‘Magnificent Seven’ stocks have been storming back from this year’s lows, but some have significant room to climb before achieving new records
Microsoft now sits as the only “Magnificent Seven” stock that’s back in record territory.
Microsoft Corp. achieved a record close on Thursday — becoming the first among its peers to reclaim its highs since the Big Tech selloff earlier this year.
The tech giant’s stock rose 0.8% on Thursday, finishing the day at $467.68. Microsoft’s previous record close was set last July at $467.56 a share.
Microsoft’s recent momentum comes as tech stocks in general make a comeback, with Microsoft and Nvidia Corp. jockeying against one another in the race to be the most valuable U.S. public company by market capitalization. While Nvidia ended Tuesday’s session with a market cap ahead of Microsoft’s, the two reversed places as of Thursday’s finish.
Prior to Tuesday, the last time Nvidia was ahead of Microsoft was on March 25, according to Dow Jones Market Data. Apple Inc. was positioned above both companies at the time, but its shares have been under more pressure lately due to tariff threats between the U.S. and China. Apple’s stock fell 1.1% on Thursday, and is down almost 20% so far this year.
Apple’s stock is among the farthest from its all-time closing high among “Magnificent Seven” companies, trading more than 22% below that record finish achieved in late December. This chart below, from Dow Jones Market Data, shows how much other Big Tech shares need to rise to get back into record territory.
In May, Jefferies analysts said Microsoft’s stock remains their top artificial-intelligence pick after the company’s annual Build developer conference. Among the analysts’ key takeaways from the event was that Microsoft plans to roll out reasoning capabilities for its Copilot AI agent in the coming months.
“We are extremely bullish on the long-awaited announcements that Copilot will get reasoning capabilities with Researcher and Analyst agents — finally helping narrow the gap between OpenAI’s Deep Research,” the analysts said in a May 23 note.
The analysts also said they expect Microsoft to be faster at integrating reasoning models into Copilot in the future, and that there was upbeat sentiment among Microsoft customers at Build suggesting “that Copilot has improved meaningfully over the past 3 to 6 months.”
And despite “relatively small deployments” of Copilot among organizations, the analysts said many customers believe the slower rollout “is now paying off, as Copilot is in a much stronger position to deliver [return on investment] as it scales across” businesses.

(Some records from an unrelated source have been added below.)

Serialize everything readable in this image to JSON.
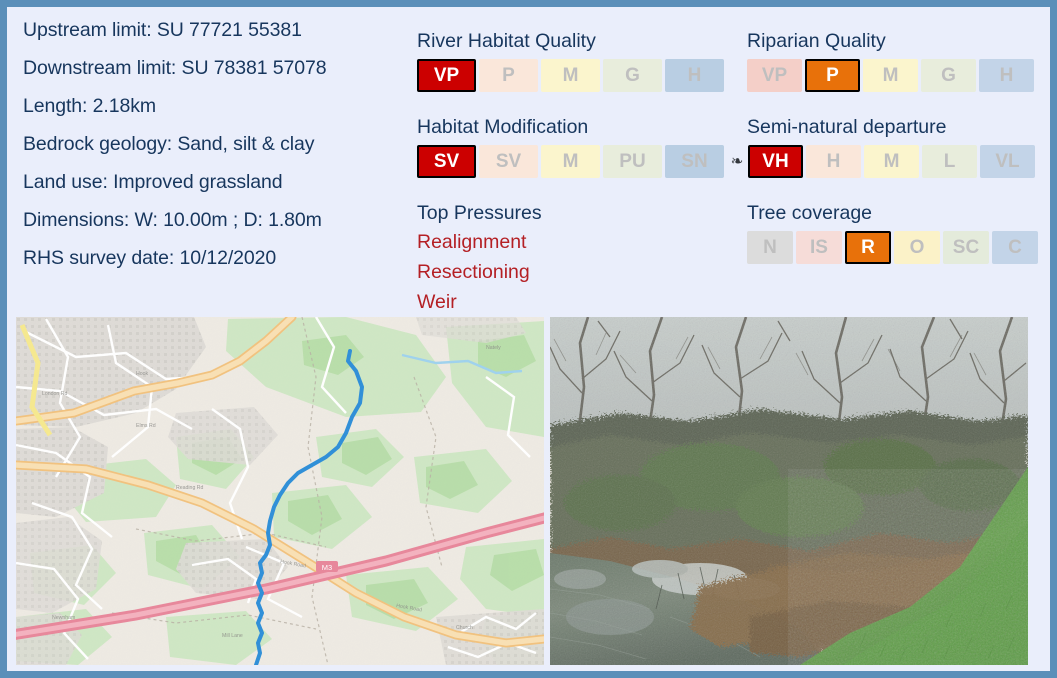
{
  "card": {
    "border_color": "#5b8fb9",
    "background_color": "#eaeefb",
    "heading_color": "#17365d",
    "pressure_color": "#b41f24",
    "active_red": "#cc0000",
    "active_orange": "#e8710a"
  },
  "info": {
    "lines": [
      "Upstream limit: SU 77721 55381",
      "Downstream limit: SU 78381 57078",
      "Length: 2.18km",
      "Bedrock geology: Sand, silt & clay",
      "Land use: Improved grassland",
      "Dimensions: W: 10.00m ; D: 1.80m",
      "RHS survey date: 10/12/2020"
    ]
  },
  "panels": {
    "river_habitat_quality": {
      "title": "River Habitat Quality",
      "cells": [
        {
          "label": "VP",
          "active": true,
          "color": "red",
          "bg": "#f9dcd0"
        },
        {
          "label": "P",
          "active": false,
          "color": "",
          "bg": "#fae7da"
        },
        {
          "label": "M",
          "active": false,
          "color": "",
          "bg": "#fbf5cd"
        },
        {
          "label": "G",
          "active": false,
          "color": "",
          "bg": "#e8eddc"
        },
        {
          "label": "H",
          "active": false,
          "color": "",
          "bg": "#b9cee3"
        }
      ]
    },
    "riparian_quality": {
      "title": "Riparian Quality",
      "cells": [
        {
          "label": "VP",
          "active": false,
          "color": "",
          "bg": "#f4cfc8"
        },
        {
          "label": "P",
          "active": true,
          "color": "orange",
          "bg": "#fae7da"
        },
        {
          "label": "M",
          "active": false,
          "color": "",
          "bg": "#fbf5cd"
        },
        {
          "label": "G",
          "active": false,
          "color": "",
          "bg": "#e8eddc"
        },
        {
          "label": "H",
          "active": false,
          "color": "",
          "bg": "#c3d4e8"
        }
      ]
    },
    "habitat_modification": {
      "title": "Habitat Modification",
      "cells": [
        {
          "label": "SV",
          "active": true,
          "color": "red",
          "bg": "#f9dcd0"
        },
        {
          "label": "SV",
          "active": false,
          "color": "",
          "bg": "#fae7da"
        },
        {
          "label": "M",
          "active": false,
          "color": "",
          "bg": "#fbf5cd"
        },
        {
          "label": "PU",
          "active": false,
          "color": "",
          "bg": "#e8eddc"
        },
        {
          "label": "SN",
          "active": false,
          "color": "",
          "bg": "#b9cee3"
        }
      ]
    },
    "semi_natural_departure": {
      "title": "Semi-natural departure",
      "glyph": "❧",
      "cells": [
        {
          "label": "VH",
          "active": true,
          "color": "red",
          "bg": "#f9dcd0"
        },
        {
          "label": "H",
          "active": false,
          "color": "",
          "bg": "#fae7da"
        },
        {
          "label": "M",
          "active": false,
          "color": "",
          "bg": "#fbf5cd"
        },
        {
          "label": "L",
          "active": false,
          "color": "",
          "bg": "#e8eddc"
        },
        {
          "label": "VL",
          "active": false,
          "color": "",
          "bg": "#c3d4e8"
        }
      ]
    },
    "tree_coverage": {
      "title": "Tree coverage",
      "cells": [
        {
          "label": "N",
          "active": false,
          "color": "",
          "bg": "#dcdcdc"
        },
        {
          "label": "IS",
          "active": false,
          "color": "",
          "bg": "#f6dcd8"
        },
        {
          "label": "R",
          "active": true,
          "color": "orange",
          "bg": "#fae7da"
        },
        {
          "label": "O",
          "active": false,
          "color": "",
          "bg": "#fbf2c8"
        },
        {
          "label": "SC",
          "active": false,
          "color": "",
          "bg": "#e4ebdb"
        },
        {
          "label": "C",
          "active": false,
          "color": "",
          "bg": "#c3d4e8"
        }
      ]
    },
    "top_pressures": {
      "title": "Top Pressures",
      "items": [
        "Realignment",
        "Resectioning",
        "Weir"
      ]
    }
  },
  "media": {
    "map": {
      "name": "location-map",
      "description": "Street map showing river course in blue running north-south, motorway M3 in pink crossing south-east, town roads in orange and green parkland"
    },
    "photo": {
      "name": "river-photograph",
      "description": "Winter photograph of river channel with dense bare scrub on far bank, brown dead vegetation and mown green grass in foreground"
    }
  }
}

“Overall, most we spoke to expect their rollouts to continue to ramp throughout the organizations over the next couple of years,” Jefferies said.

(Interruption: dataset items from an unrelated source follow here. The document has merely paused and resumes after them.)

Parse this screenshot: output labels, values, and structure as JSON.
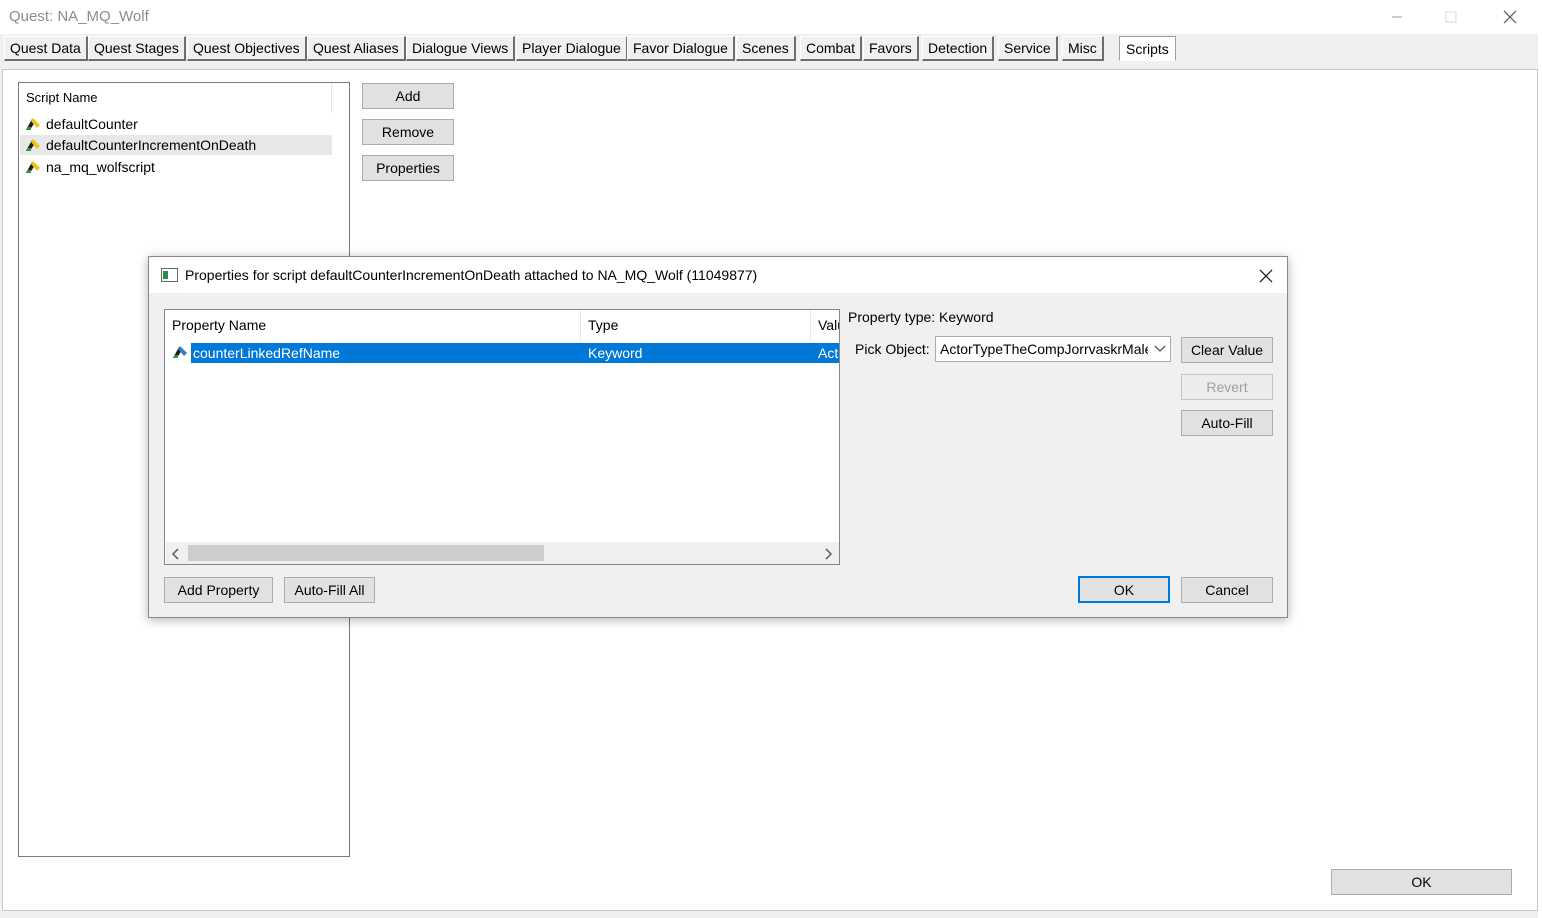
{
  "window": {
    "title": "Quest: NA_MQ_Wolf"
  },
  "tabs": [
    "Quest Data",
    "Quest Stages",
    "Quest Objectives",
    "Quest Aliases",
    "Dialogue Views",
    "Player Dialogue",
    "Favor Dialogue",
    "Scenes",
    "Combat",
    "Favors",
    "Detection",
    "Service",
    "Misc",
    "Scripts"
  ],
  "active_tab": "Scripts",
  "script_list": {
    "header": "Script Name",
    "items": [
      "defaultCounter",
      "defaultCounterIncrementOnDeath",
      "na_mq_wolfscript"
    ],
    "selected": "defaultCounterIncrementOnDeath"
  },
  "buttons": {
    "add": "Add",
    "remove": "Remove",
    "properties": "Properties",
    "ok": "OK"
  },
  "dialog": {
    "title": "Properties for script defaultCounterIncrementOnDeath attached to NA_MQ_Wolf (11049877)",
    "columns": [
      "Property Name",
      "Type",
      "Value"
    ],
    "rows": [
      {
        "name": "counterLinkedRefName",
        "type": "Keyword",
        "value": "ActorTypeTheCompJorrvaskrMaleNPC"
      }
    ],
    "property_type_label": "Property type:",
    "property_type_value": "Keyword",
    "pick_object_label": "Pick Object:",
    "pick_object_value": "ActorTypeTheCompJorrvaskrMaleNPC",
    "buttons": {
      "clear_value": "Clear Value",
      "revert": "Revert",
      "auto_fill": "Auto-Fill",
      "add_property": "Add Property",
      "auto_fill_all": "Auto-Fill All",
      "ok": "OK",
      "cancel": "Cancel"
    }
  }
}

As Microsoft’s customers, partners and executives integrate Copilot into workflows, the analysts said they “remain bullish on Copilot’s ability to drive a broader halo effect across Microsoft’s ecosystem, particularly in Security and Azure.”
Meanwhile, Nvidia’s stock was added to Jefferies analysts’ list of highest-conviction, buy-rated stock picks earlier this week, as the company is “the dominant supplier of AI accelerators” within the quickly growing data-center industry. With the ramp of Nvidia’s Blackwell AI platform “fully underway,” Jefferies said the chip maker’s gross margins should improve throughout the rest of the year from the low-70% range to its target mid-70% range.
Shares of Nvidia dropped 1.4% on Thursday, but are up 23% in the past month. The company’s last record closing price was $149.43 on Jan. 6, according to Dow Jones Market Data. Shares finished roughly 6% below that level on Thursday.